Bush’s budget plan would break that agreement--spend the Medicare surplus on other things, such as payments to farmers, fixing the alternative minimum tax and extending expiring tax credits. All, including Bush, agree that though the hospital portion of Medicare is running a surplus today, it will be in trouble at the end of this decade when the baby boomer generation--accounting for about a quarter of the population--starts drawing benefits. The proposal to include some form of prescription drug coverage for the elderly would compound Medicare financial difficulties. The cost of drugs, according to the most recent projections, could eat up more than one-sixth of health care services. Bush’s budget, rather than appropriate funds for Medicare expansion, would hasten its insolvency.

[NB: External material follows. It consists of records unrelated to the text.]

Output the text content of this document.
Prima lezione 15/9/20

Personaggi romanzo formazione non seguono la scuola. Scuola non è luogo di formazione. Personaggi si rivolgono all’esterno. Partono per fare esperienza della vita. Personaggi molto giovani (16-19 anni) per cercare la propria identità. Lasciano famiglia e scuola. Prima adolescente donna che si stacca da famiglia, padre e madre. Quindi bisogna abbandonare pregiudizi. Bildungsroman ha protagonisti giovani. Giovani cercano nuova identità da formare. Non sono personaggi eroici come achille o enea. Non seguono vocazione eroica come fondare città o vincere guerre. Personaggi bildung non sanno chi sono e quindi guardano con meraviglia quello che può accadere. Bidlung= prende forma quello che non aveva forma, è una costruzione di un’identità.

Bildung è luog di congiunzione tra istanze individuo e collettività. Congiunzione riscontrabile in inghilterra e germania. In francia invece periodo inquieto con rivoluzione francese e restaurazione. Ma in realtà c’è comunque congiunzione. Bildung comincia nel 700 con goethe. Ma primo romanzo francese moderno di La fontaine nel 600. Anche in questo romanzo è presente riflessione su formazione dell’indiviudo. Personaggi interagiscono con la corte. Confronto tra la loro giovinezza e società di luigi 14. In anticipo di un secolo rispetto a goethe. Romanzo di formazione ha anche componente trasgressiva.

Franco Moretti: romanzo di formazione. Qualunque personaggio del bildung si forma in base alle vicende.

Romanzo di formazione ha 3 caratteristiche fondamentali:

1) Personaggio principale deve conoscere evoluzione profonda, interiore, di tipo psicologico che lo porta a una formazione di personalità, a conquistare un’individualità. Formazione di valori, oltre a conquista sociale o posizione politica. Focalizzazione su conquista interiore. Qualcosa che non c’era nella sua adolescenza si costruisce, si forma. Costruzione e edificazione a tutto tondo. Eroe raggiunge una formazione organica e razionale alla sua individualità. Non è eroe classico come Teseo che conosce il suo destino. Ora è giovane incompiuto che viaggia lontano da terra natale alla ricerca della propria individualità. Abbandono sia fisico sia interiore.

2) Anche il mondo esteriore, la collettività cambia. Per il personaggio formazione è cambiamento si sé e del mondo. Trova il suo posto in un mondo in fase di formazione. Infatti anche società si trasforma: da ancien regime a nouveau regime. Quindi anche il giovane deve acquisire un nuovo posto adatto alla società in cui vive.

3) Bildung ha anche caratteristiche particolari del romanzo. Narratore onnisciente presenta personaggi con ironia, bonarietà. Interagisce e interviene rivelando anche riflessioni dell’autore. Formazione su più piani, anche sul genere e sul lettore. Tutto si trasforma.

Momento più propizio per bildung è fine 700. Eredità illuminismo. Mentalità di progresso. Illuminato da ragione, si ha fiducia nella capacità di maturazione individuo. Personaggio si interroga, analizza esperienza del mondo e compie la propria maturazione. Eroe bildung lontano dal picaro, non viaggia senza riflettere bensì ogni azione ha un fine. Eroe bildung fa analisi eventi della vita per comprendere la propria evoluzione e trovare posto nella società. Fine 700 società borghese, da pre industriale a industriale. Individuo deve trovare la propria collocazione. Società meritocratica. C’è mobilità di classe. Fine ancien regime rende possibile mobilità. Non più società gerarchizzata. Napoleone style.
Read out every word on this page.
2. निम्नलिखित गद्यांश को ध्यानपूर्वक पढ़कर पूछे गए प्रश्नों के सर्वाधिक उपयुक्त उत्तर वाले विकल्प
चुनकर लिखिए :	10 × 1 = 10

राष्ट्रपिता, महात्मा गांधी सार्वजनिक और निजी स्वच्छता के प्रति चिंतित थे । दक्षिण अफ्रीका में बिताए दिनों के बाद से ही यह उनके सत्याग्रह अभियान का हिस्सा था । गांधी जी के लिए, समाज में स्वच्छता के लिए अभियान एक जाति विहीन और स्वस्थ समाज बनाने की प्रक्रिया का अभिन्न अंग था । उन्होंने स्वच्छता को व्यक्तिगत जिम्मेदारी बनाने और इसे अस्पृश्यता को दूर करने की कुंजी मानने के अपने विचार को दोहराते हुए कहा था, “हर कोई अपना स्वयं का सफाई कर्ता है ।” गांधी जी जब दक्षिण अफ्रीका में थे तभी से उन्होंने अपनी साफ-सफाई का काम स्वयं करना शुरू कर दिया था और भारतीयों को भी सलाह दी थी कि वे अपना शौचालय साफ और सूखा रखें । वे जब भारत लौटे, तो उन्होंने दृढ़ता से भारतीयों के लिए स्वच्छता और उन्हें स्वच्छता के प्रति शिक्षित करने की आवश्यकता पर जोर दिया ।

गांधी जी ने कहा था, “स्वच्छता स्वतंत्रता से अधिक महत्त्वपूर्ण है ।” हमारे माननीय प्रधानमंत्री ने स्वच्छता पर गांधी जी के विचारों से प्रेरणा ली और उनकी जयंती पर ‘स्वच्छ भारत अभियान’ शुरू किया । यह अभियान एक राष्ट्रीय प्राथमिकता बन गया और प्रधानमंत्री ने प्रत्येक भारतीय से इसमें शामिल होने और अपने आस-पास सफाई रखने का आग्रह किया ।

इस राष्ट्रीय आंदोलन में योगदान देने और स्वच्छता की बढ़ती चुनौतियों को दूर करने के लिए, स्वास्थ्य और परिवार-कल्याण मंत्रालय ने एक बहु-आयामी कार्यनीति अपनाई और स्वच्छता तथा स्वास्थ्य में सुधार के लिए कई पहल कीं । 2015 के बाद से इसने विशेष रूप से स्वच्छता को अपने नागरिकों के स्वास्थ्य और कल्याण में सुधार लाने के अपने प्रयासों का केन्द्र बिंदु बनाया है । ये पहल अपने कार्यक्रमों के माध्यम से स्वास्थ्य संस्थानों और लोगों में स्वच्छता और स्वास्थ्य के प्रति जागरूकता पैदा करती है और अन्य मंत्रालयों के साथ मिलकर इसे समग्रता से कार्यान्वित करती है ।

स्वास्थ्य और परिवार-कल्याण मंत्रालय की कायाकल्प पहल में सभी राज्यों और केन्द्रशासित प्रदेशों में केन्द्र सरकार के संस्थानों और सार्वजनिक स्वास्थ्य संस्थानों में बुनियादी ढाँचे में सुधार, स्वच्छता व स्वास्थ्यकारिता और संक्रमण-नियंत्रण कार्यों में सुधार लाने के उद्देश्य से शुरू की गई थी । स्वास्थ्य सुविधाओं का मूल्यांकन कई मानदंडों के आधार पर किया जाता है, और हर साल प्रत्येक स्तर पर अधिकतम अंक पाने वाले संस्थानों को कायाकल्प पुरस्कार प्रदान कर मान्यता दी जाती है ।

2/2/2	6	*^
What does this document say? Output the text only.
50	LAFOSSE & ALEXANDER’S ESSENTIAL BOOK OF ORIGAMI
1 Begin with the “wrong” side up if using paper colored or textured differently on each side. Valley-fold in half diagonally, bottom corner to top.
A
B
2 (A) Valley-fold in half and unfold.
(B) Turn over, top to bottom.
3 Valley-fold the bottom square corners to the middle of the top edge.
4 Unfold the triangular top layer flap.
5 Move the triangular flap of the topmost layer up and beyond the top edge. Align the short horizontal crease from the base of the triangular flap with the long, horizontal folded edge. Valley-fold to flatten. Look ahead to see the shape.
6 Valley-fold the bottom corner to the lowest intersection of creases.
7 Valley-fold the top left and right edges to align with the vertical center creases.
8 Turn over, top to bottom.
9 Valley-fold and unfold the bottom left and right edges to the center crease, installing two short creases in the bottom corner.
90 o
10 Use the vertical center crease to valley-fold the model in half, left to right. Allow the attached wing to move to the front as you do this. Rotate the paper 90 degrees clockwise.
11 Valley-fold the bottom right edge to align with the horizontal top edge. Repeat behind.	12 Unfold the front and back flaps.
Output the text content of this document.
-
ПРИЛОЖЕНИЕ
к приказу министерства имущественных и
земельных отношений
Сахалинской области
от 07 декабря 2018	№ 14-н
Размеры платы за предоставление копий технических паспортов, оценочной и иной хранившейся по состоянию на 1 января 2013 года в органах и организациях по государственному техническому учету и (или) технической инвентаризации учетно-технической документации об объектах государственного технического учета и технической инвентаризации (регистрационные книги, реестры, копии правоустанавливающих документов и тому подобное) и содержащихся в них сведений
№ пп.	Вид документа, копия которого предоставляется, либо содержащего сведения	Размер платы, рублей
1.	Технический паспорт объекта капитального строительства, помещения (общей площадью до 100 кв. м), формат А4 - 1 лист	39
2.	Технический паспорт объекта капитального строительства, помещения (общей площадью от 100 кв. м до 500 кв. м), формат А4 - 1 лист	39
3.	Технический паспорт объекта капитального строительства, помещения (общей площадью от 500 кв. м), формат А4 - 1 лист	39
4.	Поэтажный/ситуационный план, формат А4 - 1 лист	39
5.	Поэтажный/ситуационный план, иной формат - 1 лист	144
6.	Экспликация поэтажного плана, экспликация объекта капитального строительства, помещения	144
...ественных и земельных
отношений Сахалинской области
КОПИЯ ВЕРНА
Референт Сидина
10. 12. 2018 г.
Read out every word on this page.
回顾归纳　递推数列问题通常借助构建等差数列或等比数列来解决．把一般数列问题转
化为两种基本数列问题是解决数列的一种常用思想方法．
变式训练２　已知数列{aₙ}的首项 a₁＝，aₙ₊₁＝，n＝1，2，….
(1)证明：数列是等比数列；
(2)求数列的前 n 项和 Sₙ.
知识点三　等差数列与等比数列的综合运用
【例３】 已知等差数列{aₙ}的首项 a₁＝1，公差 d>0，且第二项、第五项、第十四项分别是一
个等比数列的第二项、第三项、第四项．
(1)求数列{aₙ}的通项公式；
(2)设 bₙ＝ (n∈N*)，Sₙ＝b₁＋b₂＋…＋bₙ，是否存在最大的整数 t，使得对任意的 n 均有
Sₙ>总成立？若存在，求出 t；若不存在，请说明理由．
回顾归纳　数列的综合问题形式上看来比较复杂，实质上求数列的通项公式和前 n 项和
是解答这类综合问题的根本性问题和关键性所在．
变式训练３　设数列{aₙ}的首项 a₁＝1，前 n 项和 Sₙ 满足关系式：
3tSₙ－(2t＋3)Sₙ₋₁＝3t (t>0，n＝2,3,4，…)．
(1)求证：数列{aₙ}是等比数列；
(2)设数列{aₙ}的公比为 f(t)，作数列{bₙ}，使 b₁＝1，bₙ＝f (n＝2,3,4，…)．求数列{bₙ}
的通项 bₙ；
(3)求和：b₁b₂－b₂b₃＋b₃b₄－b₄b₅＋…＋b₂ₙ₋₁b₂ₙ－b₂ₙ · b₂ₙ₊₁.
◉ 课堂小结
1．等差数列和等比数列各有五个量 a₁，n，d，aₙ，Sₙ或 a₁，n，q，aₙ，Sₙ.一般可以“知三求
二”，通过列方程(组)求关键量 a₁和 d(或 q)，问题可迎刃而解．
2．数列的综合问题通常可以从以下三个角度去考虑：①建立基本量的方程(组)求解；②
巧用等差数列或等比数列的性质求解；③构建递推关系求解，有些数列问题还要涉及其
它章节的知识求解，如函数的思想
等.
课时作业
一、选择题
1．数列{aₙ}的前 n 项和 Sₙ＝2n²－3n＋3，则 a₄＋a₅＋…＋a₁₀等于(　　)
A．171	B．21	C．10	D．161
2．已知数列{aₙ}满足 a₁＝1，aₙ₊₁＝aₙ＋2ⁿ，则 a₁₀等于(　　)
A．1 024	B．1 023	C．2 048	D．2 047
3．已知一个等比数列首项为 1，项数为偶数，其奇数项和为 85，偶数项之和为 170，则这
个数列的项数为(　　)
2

Bush’s budget also does not provide for his campaign proposal to divert two percentage points of the Social Security payroll tax to individual accounts. If the plan were enacted and implemented in 2002, the revenue would be insufficient to pay full benefits in 2005, instead of 2015 as under current law. Unless the shortfall were covered by general revenue--much of which is earmarked for Bush’s tax cut--benefits would have to be reduced. Bush’s budget math does not include that either.

The surplus may be big enough to cover a cut in taxes. But Bush should make sure--and that means not counting on flimsy projections--that the government is funding the country’s more urgent needs first.